Her money gave her power and although on the one hand she was very generous on the other hand she could be very autocratic and very demanding of her relatives. She would send a message to my grandmother to go to Nicosia to look after her. My grandmother would take me with her to this magical world of Nicosia. I remember being woken up every morning by the Hodja's singing from the mosque near by. The whole thing looking back at it now seems like a dream of a bygone age that's left us never to return.

On one of these visits Kakoullou had a stroke and she nearly died. I remember the doctor and the priest going to her bedroom (the room with the balcony in your drawing) and where I was never allowed to enter. And of course later on the hodja paid her a visit since aunty Kakoullou believed in having an insurance policy.

I do remember her bursting into tears on many occasions saying that she would gladly give all her wealth away if she could get her youth back for a day. I certainly regret not being old enough then to be able to talk to her and hear her full life story.'

Once again thank you for your article. I hope to be in Cyprus this September and my wife and I would like to take you to lunch one day.

By the way Mr Yiannakis Papadopoullos is my god brother, his mother was my nounna. He may remember me but we have not met since 1960. If you happen to see him please him my regards.

My best regards

Takis Zachariou`


I thank his friend who got us in contact and I thank Takis Zachariou for sharing the life story of Kakoullou with us… With his permission I gave his contact details to Xenophon Kallis, Assistant to the Greek Cypriot Member of the Cyprus Missing Persons' Committee so that he can contact him and arrange to get a DNA sample… If we manage to find the remains of Kakoullou in this way there can be a match and she would not remain `unclaimed` in a box in a cold laboratory…

I am so happy that we managed to find more details about her life and managed to find her family…

But there is more good news: A few days ago, while waiting for a friend to cross from the Ledra Palace checkpoint, I run into Takis Hadjidemetriou who tells me that the husband of Kakoullou, the `missing` Giannis Ellinas is a close relative of him from his mother's side! He remembers his uncle Giannis, coming to their house on his shiny Raleigh bicycle on Sundays and bringing them sweets from the Turkish Cypriot quarter of Nicosia back in the 50s and 60s… While the father of Takis worked in the joint market (bandabuliya) of Nicosia, Takis would go there and would always visit Giannis and Kakoullou in the coffeeshop they owned just next to the Bandabuliya… Prior to the 1963 events, uncle Giannis would warn the Hadjidemetriou family not to come to the Turkish Cypriot quarter of Nicosia since there is too much tension. I find out that the sister of Takis is a writer and that she wrote a book where two chapters are devoted to Kakoullou. The following day we meet with Takis Hadjidemetriou so that he can give me more details of their lives… Perhaps I should get him in contact with the Cyprus Missing Persons' Committee for giving a DNA sample as well since Giannis too, is `missing` together with his wife, killed on the same day and buried on the same day, together, probably at the Tekke Bahchesi according to some witnesses of that tragic day…
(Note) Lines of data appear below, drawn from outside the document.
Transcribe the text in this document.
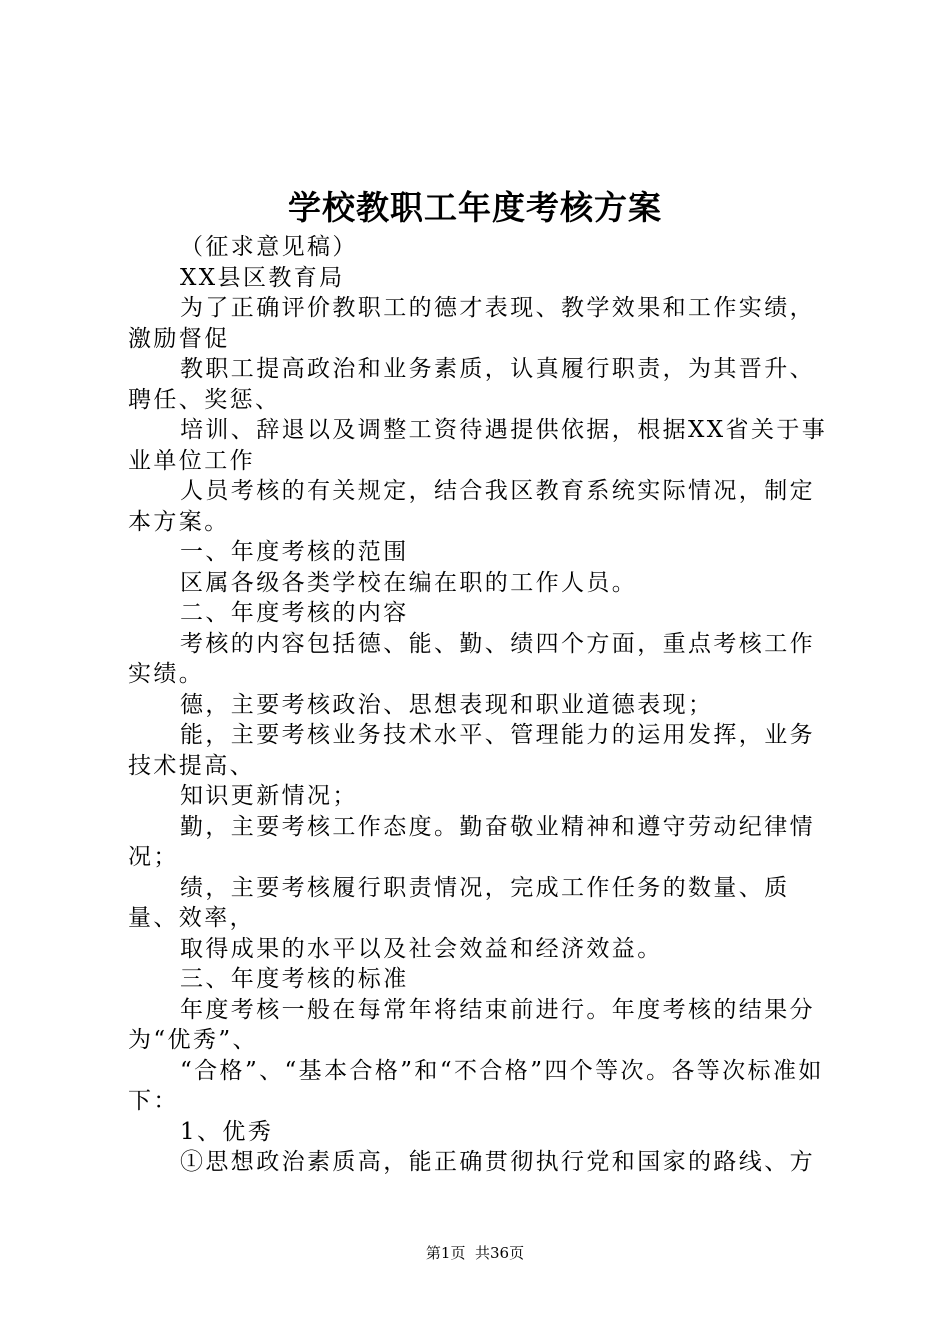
学校教职工年度考核方案

（征求意见稿）

XX县区教育局

为了正确评价教职工的德才表现、教学效果和工作实绩，激励督促

教职工提高政治和业务素质，认真履行职责，为其晋升、聘任、奖惩、

培训、辞退以及调整工资待遇提供依据，根据XX省关于事业单位工作

人员考核的有关规定，结合我区教育系统实际情况，制定本方案。

一、年度考核的范围

区属各级各类学校在编在职的工作人员。

二、年度考核的内容

考核的内容包括德、能、勤、绩四个方面，重点考核工作实绩。

德，主要考核政治、思想表现和职业道德表现；

能，主要考核业务技术水平、管理能力的运用发挥，业务技术提高、

知识更新情况；

勤，主要考核工作态度。勤奋敬业精神和遵守劳动纪律情况；

绩，主要考核履行职责情况，完成工作任务的数量、质量、效率，

取得成果的水平以及社会效益和经济效益。

三、年度考核的标准

年度考核一般在每常年将结束前进行。年度考核的结果分为“优秀”、

“合格”、“基本合格”和“不合格”四个等次。各等次标准如下：

1、优秀

①思想政治素质高，能正确贯彻执行党和国家的路线、方

第1页 共36页
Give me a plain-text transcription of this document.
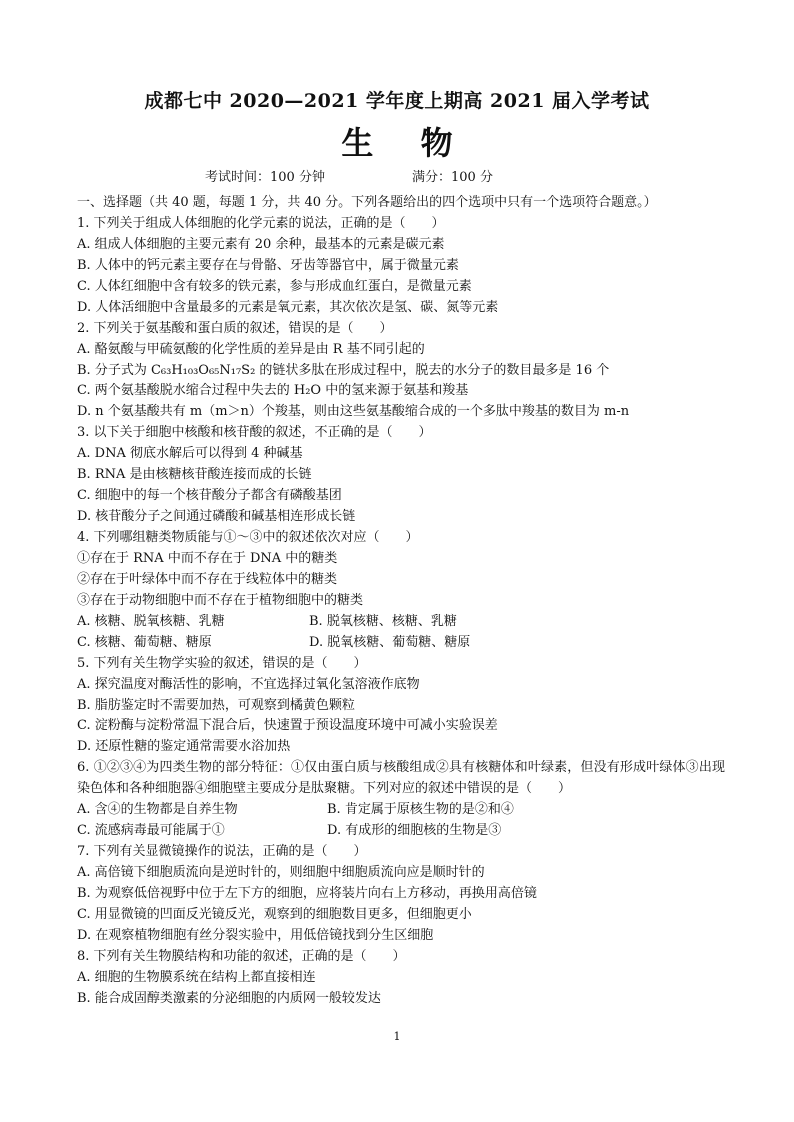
成都七中 2020—2021 学年度上期高 2021 届入学考试
生 物
考试时间：100 分钟	满分：100 分
一、选择题（共 40 题，每题 1 分，共 40 分。下列各题给出的四个选项中只有一个选项符合题意。）
1. 下列关于组成人体细胞的化学元素的说法，正确的是（　　）
A. 组成人体细胞的主要元素有 20 余种，最基本的元素是碳元素
B. 人体中的钙元素主要存在与骨骼、牙齿等器官中，属于微量元素
C. 人体红细胞中含有较多的铁元素，参与形成血红蛋白，是微量元素
D. 人体活细胞中含量最多的元素是氧元素，其次依次是氢、碳、氮等元素
2. 下列关于氨基酸和蛋白质的叙述，错误的是（　　）
A. 酪氨酸与甲硫氨酸的化学性质的差异是由 R 基不同引起的
B. 分子式为 C₆₃H₁₀₃O₆₅N₁₇S₂ 的链状多肽在形成过程中，脱去的水分子的数目最多是 16 个
C. 两个氨基酸脱水缩合过程中失去的 H₂O 中的氢来源于氨基和羧基
D. n 个氨基酸共有 m（m＞n）个羧基，则由这些氨基酸缩合成的一个多肽中羧基的数目为 m-n
3. 以下关于细胞中核酸和核苷酸的叙述，不正确的是（　　）
A. DNA 彻底水解后可以得到 4 种碱基
B. RNA 是由核糖核苷酸连接而成的长链
C. 细胞中的每一个核苷酸分子都含有磷酸基团
D. 核苷酸分子之间通过磷酸和碱基相连形成长链
4. 下列哪组糖类物质能与①～③中的叙述依次对应（　　）
①存在于 RNA 中而不存在于 DNA 中的糖类
②存在于叶绿体中而不存在于线粒体中的糖类
③存在于动物细胞中而不存在于植物细胞中的糖类
A. 核糖、脱氧核糖、乳糖	B. 脱氧核糖、核糖、乳糖
C. 核糖、葡萄糖、糖原	D. 脱氧核糖、葡萄糖、糖原
5. 下列有关生物学实验的叙述，错误的是（　　）
A. 探究温度对酶活性的影响，不宜选择过氧化氢溶液作底物
B. 脂肪鉴定时不需要加热，可观察到橘黄色颗粒
C. 淀粉酶与淀粉常温下混合后，快速置于预设温度环境中可减小实验误差
D. 还原性糖的鉴定通常需要水浴加热
6. ①②③④为四类生物的部分特征：①仅由蛋白质与核酸组成②具有核糖体和叶绿素，但没有形成叶绿体③出现染色体和各种细胞器④细胞壁主要成分是肽聚糖。下列对应的叙述中错误的是（　　）
A. 含④的生物都是自养生物	B. 肯定属于原核生物的是②和④
C. 流感病毒最可能属于①	D. 有成形的细胞核的生物是③
7. 下列有关显微镜操作的说法，正确的是（　　）
A. 高倍镜下细胞质流向是逆时针的，则细胞中细胞质流向应是顺时针的
B. 为观察低倍视野中位于左下方的细胞，应将装片向右上方移动，再换用高倍镜
C. 用显微镜的凹面反光镜反光，观察到的细胞数目更多，但细胞更小
D. 在观察植物细胞有丝分裂实验中，用低倍镜找到分生区细胞
8. 下列有关生物膜结构和功能的叙述，正确的是（　　）
A. 细胞的生物膜系统在结构上都直接相连
B. 能合成固醇类激素的分泌细胞的内质网一般较发达
1
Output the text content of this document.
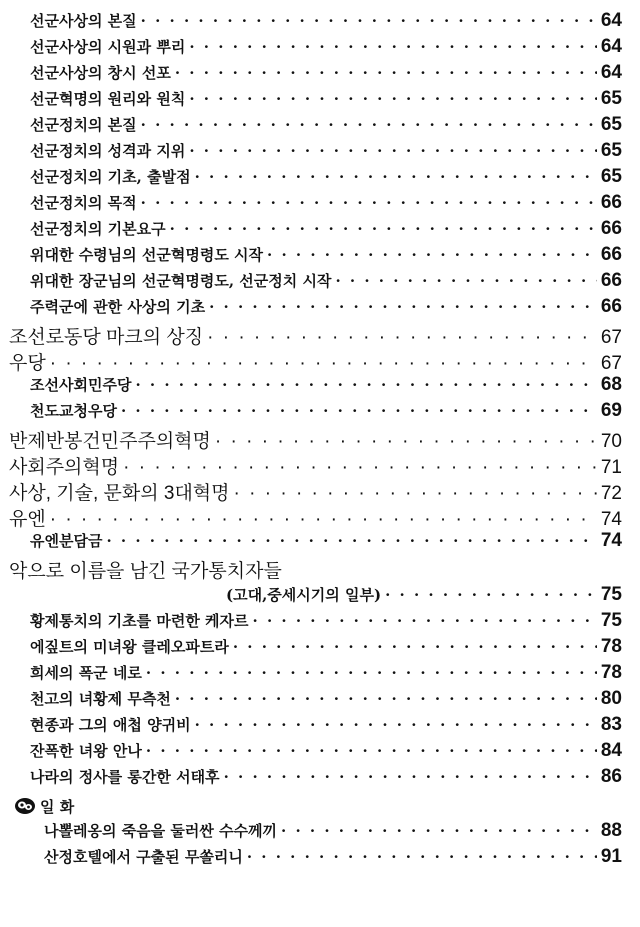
선군사상의 본질 · · ·	64
선군사상의 시원과 뿌리 · · ·	64
선군사상의 창시 선포 · · ·	64
선군혁명의 원리와 원칙 · · ·	65
선군정치의 본질 · · ·	65
선군정치의 성격과 지위 · · ·	65
선군정치의 기초, 출발점 · · ·	65
선군정치의 목적 · · ·	66
선군정치의 기본요구 · · ·	66
위대한 수령님의 선군혁명령도 시작 · · ·	66
위대한 장군님의 선군혁명령도, 선군정치 시작 · · ·	66
주력군에 관한 사상의 기초 · · ·	66
조선로동당 마크의 상징 · · ·	67
우당 · · ·	67
조선사회민주당 · · ·	68
천도교청우당 · · ·	69
반제반봉건민주주의혁명 · · ·	70
사회주의혁명 · · ·	71
사상, 기술, 문화의 3대혁명 · · ·	72
유엔 · · ·	74
유엔분담금 · · ·	74
악으로 이름을 남긴 국가통치자들
(고대,중세시기의 일부) · · ·	75
황제통치의 기초를 마련한 케자르 · · ·	75
에짚트의 미녀왕 클레오파트라 · · ·	78
희세의 폭군 네로 · · ·	78
천고의 녀황제 무측천 · · ·	80
현종과 그의 애첩 양귀비 · · ·	83
잔폭한 녀왕 안나 · · ·	84
나라의 정사를 롱간한 서태후 · · ·	86
일 화
나뽈레옹의 죽음을 둘러싼 수수께끼 · · ·	88
산정호텔에서 구출된 무쏠리니 · · ·	91
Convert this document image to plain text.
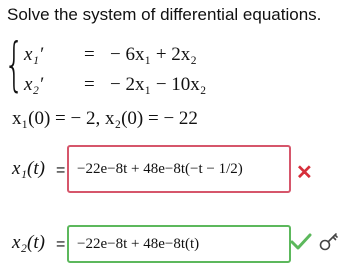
Solve the system of differential equations.
{ x₁′	= − 6x₁ + 2x₂
x₂′	= − 2x₁ − 10x₂
x₁(0) = − 2, x₂(0) = − 22
x₁(t) = −22e−8t + 48e−8t(−t − 1/2)	✕
x₂(t) = −22e−8t + 48e−8t(t)
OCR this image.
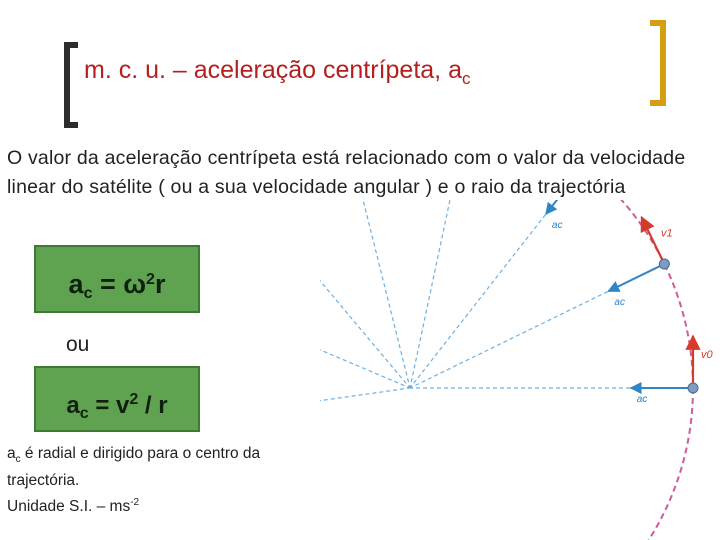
m. c. u. – aceleração centrípeta, $a_c$
O valor da aceleração centrípeta está relacionado com o valor da velocidade linear do satélite ( ou a sua velocidade angular ) e o raio da trajectória
$a_c = \omega^2r$
ou
$a_c = v^2 / r$
$a_c$ é radial e dirigido para o centro da trajectória.
Unidade S.I. – $ms^{-2}$
v0
ac
v1
ac
ac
The tragic story of the `missing` Kakoullou and Giannis contains so much that it could be a movie like `Loksandra` if only we had movie makers in Cyprus who would be interested in such stories…Perhaps not now but maybe someone in the future would pick up our writings and try to show the story that is a real story from Cyprus…




Photo: The house of Kakoullou near Bandabuliya in Nicosia...


(*) Article published in POLITIS newspaper on the 27th of January 2013, Sunday.